Wednesday, July 30, 2014

Theodore Roosevelt National Park- Part 2

Posted from Corum, MT  (Click on Pics to Enlarge)

To see additional pics not included in this blog: 
                Petrified Forest Hike
                Buck Hill Hike

Let me begin by saying that there are many more things to see and do in Theodore Roosevelt NP, but maybe just writing these two blogs will make you want to come and visit.

One very interesting hike we took was to the Petrified Forest.  The only way to get to the trailhead for this hike is to initally leave TRNP and take a graveled road of approximately 7 miles to the west of the park. The road is easily navigated by any vehicle, even our Honda Fit, but always check with the NP folks for road conditions first.

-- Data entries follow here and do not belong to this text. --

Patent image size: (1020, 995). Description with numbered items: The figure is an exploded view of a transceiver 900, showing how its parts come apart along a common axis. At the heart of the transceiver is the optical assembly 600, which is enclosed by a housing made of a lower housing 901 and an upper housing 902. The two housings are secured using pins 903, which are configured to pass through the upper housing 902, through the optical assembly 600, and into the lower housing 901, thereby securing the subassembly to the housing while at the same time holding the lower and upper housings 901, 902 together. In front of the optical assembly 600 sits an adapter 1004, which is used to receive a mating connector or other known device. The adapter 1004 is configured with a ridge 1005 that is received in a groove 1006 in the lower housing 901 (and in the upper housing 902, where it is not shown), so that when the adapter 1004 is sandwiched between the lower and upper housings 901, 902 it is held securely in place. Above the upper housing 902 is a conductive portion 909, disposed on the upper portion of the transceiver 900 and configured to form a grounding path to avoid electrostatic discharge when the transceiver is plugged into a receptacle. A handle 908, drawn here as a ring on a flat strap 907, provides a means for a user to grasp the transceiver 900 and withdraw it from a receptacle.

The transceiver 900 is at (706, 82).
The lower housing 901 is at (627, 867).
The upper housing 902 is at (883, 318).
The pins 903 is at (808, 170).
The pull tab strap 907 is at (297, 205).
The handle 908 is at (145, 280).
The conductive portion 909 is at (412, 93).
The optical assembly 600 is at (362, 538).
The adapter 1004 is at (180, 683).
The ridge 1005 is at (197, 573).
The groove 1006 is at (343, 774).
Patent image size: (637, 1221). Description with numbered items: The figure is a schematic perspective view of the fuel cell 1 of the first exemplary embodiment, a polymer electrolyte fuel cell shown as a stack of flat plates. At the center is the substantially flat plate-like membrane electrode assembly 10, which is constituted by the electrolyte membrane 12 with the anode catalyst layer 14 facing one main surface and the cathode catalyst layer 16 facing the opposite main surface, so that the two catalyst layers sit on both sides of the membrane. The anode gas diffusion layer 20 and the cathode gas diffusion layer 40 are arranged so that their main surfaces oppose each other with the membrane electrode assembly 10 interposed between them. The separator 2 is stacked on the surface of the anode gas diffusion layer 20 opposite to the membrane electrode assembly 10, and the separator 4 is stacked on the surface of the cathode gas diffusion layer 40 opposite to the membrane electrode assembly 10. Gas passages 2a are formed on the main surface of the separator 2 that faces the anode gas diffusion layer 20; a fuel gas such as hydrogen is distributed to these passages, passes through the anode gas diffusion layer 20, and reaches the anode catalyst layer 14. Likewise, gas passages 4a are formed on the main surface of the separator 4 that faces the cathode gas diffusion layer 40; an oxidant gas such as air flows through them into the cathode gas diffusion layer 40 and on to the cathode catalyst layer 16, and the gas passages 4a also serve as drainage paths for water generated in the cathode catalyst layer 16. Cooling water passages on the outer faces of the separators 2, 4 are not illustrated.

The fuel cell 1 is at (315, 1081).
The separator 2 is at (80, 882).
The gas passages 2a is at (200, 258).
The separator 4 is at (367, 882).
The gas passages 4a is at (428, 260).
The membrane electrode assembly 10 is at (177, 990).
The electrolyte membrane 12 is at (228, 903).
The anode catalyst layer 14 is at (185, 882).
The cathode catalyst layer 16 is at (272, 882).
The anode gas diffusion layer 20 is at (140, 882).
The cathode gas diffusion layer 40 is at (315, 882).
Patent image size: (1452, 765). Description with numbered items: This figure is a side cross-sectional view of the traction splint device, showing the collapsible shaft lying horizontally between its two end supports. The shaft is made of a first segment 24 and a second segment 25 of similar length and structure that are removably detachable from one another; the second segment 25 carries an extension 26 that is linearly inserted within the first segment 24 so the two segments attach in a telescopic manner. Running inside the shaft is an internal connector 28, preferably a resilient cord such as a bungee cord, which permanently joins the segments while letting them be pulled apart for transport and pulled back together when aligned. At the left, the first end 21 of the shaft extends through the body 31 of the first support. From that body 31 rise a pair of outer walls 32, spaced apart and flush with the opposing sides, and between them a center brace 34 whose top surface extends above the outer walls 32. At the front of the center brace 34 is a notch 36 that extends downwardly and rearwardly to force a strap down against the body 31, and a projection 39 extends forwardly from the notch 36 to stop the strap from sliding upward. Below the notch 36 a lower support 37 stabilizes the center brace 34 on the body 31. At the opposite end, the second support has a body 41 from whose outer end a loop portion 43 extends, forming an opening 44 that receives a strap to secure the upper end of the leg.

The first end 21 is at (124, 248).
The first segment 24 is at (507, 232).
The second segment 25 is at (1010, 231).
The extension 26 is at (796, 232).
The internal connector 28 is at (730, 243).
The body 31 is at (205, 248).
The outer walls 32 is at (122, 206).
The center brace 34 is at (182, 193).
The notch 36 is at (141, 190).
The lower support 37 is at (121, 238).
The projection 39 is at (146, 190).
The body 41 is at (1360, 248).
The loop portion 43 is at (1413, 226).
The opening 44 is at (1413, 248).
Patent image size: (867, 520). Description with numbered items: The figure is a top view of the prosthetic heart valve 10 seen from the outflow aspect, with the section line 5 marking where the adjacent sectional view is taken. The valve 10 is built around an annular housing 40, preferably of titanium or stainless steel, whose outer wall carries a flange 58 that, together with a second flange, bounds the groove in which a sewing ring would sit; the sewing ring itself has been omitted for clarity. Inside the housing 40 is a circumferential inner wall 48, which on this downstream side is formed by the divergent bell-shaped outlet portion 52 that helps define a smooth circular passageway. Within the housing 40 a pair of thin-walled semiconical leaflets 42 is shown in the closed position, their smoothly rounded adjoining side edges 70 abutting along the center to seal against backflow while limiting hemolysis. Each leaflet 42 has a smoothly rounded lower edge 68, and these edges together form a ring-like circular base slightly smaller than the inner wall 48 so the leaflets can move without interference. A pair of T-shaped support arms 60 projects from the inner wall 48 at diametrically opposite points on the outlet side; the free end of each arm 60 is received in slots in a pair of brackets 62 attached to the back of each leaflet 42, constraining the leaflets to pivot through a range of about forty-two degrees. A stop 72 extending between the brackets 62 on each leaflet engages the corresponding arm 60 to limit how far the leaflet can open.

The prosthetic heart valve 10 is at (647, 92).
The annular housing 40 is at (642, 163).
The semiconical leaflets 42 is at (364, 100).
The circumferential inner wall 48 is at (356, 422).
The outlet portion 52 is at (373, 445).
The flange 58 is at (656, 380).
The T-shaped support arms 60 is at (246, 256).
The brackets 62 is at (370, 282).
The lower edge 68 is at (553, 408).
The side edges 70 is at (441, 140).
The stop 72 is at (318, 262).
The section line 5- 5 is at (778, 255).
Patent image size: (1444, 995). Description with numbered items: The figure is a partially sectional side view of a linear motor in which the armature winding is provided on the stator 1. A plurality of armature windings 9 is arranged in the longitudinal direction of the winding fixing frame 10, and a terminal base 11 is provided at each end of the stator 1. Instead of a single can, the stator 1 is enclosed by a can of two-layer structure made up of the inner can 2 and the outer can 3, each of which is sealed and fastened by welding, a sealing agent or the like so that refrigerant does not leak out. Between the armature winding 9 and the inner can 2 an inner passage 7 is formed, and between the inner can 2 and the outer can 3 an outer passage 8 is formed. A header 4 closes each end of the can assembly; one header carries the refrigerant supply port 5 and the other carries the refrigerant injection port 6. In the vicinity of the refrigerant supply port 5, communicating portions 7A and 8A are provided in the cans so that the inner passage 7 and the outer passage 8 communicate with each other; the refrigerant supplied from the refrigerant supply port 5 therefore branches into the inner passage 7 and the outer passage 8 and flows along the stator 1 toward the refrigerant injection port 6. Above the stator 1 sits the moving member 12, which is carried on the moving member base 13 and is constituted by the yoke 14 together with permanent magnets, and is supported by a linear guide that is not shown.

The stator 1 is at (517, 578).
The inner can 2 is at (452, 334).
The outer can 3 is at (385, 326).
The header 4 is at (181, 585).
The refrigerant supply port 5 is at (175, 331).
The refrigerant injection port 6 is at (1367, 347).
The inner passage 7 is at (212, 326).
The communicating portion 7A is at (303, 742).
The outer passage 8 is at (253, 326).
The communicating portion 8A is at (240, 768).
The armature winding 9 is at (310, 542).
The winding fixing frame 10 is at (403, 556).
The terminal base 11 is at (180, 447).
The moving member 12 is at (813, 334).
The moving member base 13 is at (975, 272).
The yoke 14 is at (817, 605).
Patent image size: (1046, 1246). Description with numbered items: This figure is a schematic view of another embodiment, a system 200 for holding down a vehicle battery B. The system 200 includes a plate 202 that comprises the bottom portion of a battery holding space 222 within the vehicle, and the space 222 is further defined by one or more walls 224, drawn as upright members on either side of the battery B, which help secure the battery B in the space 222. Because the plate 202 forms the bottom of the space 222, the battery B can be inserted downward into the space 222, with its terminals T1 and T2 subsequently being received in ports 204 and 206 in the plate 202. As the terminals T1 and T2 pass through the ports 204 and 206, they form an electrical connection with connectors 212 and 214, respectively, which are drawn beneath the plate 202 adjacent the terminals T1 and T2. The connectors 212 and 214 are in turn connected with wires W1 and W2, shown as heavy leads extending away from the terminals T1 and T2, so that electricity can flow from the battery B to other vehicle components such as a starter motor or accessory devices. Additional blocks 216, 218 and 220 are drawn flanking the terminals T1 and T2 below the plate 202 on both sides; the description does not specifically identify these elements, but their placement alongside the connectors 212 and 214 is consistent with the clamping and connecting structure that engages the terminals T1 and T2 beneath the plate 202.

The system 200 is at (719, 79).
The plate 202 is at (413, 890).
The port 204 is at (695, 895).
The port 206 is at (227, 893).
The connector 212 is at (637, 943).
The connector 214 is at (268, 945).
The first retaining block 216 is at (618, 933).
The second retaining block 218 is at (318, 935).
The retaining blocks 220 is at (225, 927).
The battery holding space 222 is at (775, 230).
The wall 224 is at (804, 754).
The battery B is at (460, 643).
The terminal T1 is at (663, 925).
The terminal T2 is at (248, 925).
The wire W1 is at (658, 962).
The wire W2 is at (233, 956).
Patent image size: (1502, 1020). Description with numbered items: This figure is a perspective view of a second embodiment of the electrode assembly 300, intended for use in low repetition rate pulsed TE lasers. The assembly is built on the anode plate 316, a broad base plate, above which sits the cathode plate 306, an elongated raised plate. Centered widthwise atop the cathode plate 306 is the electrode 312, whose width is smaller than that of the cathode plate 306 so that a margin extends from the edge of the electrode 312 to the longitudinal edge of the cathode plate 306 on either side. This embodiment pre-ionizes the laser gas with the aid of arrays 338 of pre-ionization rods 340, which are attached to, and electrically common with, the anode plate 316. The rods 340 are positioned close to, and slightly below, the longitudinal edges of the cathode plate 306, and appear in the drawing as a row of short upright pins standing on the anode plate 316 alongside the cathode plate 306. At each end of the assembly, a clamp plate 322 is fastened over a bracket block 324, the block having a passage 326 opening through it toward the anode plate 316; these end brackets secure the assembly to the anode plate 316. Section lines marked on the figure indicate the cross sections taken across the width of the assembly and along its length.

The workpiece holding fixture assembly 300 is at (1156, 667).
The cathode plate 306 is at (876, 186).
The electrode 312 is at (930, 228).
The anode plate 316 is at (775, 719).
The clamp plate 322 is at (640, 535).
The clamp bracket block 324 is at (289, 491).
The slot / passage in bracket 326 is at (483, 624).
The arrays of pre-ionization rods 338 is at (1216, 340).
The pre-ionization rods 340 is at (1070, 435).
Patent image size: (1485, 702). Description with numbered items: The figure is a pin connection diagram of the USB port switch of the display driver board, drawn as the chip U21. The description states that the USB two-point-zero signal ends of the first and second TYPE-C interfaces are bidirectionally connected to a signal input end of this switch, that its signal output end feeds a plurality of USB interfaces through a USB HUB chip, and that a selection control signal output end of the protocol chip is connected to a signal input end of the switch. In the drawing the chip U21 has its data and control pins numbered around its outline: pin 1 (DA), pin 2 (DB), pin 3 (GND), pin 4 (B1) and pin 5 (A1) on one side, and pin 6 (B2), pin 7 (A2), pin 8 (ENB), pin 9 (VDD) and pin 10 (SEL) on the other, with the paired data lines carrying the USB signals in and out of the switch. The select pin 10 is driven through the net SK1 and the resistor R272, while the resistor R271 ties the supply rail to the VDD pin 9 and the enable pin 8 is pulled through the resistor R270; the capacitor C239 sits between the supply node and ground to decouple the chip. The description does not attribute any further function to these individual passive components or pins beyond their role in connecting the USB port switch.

The complete hike is 10.3 miles, but the trail splits a few miles out and visitors can choose to go either left or right.  After doing some research we chose the trail to the left because it allows you to see a greater number of petrified specimens and the distance back to the trailhead is only a bit over 3 miles. The trail climbs for the first 1/2 mile or so.

It was a beautiful day when we made the hike and the initial climb rewarded us with a great view.

The next portion of the trail leads thru a flat prairie land covered with beautiful yellow flowers everywhere.

After stopping to eat lunch along the trail, we made it to an area with a large number of petrified specimens.  This NP contains the third largest collection of petrified trees in the US (according to their literature).

Some trees stumps and logs are easier to identify than others as the soil beneath many have eroded away and only stumps laying sideways are visible.

Notice the minerals which have displaced the wood many years ago to petrify this piece.

Many more pictures of this area are contained in the picture link at the top of this blog.  It was time to hike out, but you always need to be on the lookout for wild animals as this is their land out here. When it comes to bison, there are two sure signs to watch for.  The first is a "bison wallow" where they roll in the grass to create a cleared dirt area.

The second is pretty obvious. (This bison "remains" is older, however.)

Sometimes, you might get lucky and spot one of these great animals, although we saw none on the Petrified Forest Hike.

Another interesting area is again outside of the TRNP "proper".  It's called the Painted Canyon Visitor's Center.  This is actual a "rest area" off of Interstate 94 located at Exit #32 (5 miles east of the exit for Medora).

There is a NPS limited visitor's center, a regular parking lot, some picnic areas for travelers, an overlook into the painted canyon, and a trailhead for a hike down into the canyon.

A bit of a strange rest area as tractor trailers and cars share the area with folks starting out on hikes and others horseback riding.

We were here for the hike.  The Painted Canyon Trail is .9 miles in length and takes about 45-60 minutes to complete (depending on stops for pictures).

Sure, it's easy going down into the canyon, but you still have to climb back out again.

It really is a beautiful park and the panoramas of more beauty is everywhere.

We finally arrived at our last day in the Medora area to explore as we were leaving on Monday, so we decided to take one more drive around the 36-mile scenic drive inside the park.  Took it in reverse this time to see things that we hadn't previously.

A very short hike up Buck Hill takes you to the highest point in the park. It's only .2 miles so this one was a necessity for us. Quite a view from up here!

I wish that we had planned to spend more days in this area.  Who would have known there was so much to see and do in Medora and in TRNP.

I didn't include these attractions in our last few blogs, but a trip to the old Billings County Courthouse (now a museum) was very informative and they present a live narrative between characters of the era which was enjoyable.  I also didn't blog about the Chateau de Mores.  This is a very nicely done exhibit which contains the house belonging to the Marquis de Mores (founder of Madora), a museum, an live narratives as well. Both of these attractions are administered by the North Dakota State Historic Society.

If you would at least like to see some of the pictures for the Chateau de Mores and the Interpretive Center Museum click here.
For more pictures on the inside of the Billings County Courthouse Museum click here.

If you've managed to stay with me this far in the blog, thanks for taking a look!


  1. I'd like to know just who inventories all the petrified wood to determine which NP has the largest amount. Sounds like a great government job to have! :c)

    1. Paul that sounds like a job for you. I know that the petrified tree stumps would be easier to find than some of the markers you guys had to dig for.

  2. The park looks like it has a lot to offer and I enjoyed your shots of it.

  3. I think it all was pretty, but it looked kind of lonely.